Ainsi se posent ces trois pieds du trépied de la PI et en ôter ou en négliger un appauvrit toujours cette construction complexe.
Du politique et du pouvoir
Chemin faisant, les « praxisiens » de la PI ont enrichi et continuent à enrichir leurs conceptions de ces trois pieds. Certains ont ajouté le tasseau transversal et l’ont nommé « le politique », condensé de la question du comment vivre ensemble ? Comment faire avec ? Qui décide de quoi ? Comment ? Quand ?
Au profit de qui ? Au nom de quoi ? La classe, le groupe deviennent des lieux où le pouvoir de chacun peut s’exercer, un lieu qui détient des fonctions politiques dans la mesure où il développe l’esprit critique, donne des forces, permet d’avoir plus de prise sur les temps, lieux, objets, productions, apprentissages et même sur les autoritarismes de l’Institution avec grand I.
« La PI suppose des sujets politiques (élèves et maitres).

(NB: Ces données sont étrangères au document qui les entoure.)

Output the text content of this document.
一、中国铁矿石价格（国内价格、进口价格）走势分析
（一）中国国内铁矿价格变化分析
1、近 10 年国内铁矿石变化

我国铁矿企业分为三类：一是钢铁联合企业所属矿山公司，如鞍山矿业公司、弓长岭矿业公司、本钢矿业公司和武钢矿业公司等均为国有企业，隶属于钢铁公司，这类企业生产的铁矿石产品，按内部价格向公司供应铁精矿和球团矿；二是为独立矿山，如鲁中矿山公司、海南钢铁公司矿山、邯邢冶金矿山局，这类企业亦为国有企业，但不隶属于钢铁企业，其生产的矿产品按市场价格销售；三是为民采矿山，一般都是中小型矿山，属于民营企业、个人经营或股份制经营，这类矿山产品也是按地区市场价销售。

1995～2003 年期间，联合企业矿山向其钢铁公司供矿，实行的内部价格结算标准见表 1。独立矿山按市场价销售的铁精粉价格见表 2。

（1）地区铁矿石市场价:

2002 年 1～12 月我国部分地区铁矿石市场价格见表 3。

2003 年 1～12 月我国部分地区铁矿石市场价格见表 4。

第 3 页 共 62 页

Un sujet politique, disons que c’est quelqu’un qui, laissé pour compte, dont la parole compte pour du beurre, prend lui-même en main et en pensée, les conditions de sa dignité et de son existence, et qui travaille à être en mesure de tenir sa place, solidairement. À ce titre, la PI, c’est le travail civilisateur de la question : « À quel maitre acceptes-tu d’obéir ? (Deux dimensions : subjective et politique)”
[1] L’histoire de ce trépied, anciennement tabouret, une autre façon d’en dire la teneur, fait l’objet d’un article de Gilbert MANGEL paru dans “Echec à l’Echec” N°152 de décembre 2001. Il garde son actualité.
[2] Ces termes de “Pédagogie Institutionnelle” (PI) ont été utilisés pour la première fois par Jean OURY qui, tentant de nommer le travail de son frère, l’emploie sur base de ressemblances pointées entre lieux de soins et lieux d’apprentissages. C’était à un congrès FREINET, en 1958.
[3] Selon Yves JEANNE, Maître de conférences à l’université Lumière Lyon 2, Revue Reliance n° 28 (2008/2).
[4] Philippe JUBIN, du Collectif Européen d’Equipes de PI,(CEEPI), L’actualité de la PI en Francilie,Groupe Caus’Actes, Février 2006-Mai 2008.
[5] Didier ANZIEU (1923-1999), est l’un des psychanalystes français les plus féconds de la seconde moitié du XXe siècle. Ses travaux concernant les « organisateurs psychiques inconscients » le conduisirent à mettre en lumière quelques-uns des processus psychologiques spécifiques aux groupes. On lui doit notamment le concept d’illusion groupale. Ses travaux sur les groupes ont été publiés en 1975 sous le titre « Le groupe et l’inconscient ».
[6] Selon Yves JEANNE Maître de conférences à l’université Lumière Lyon 2, Revue Reliance n° 28 (2008/2).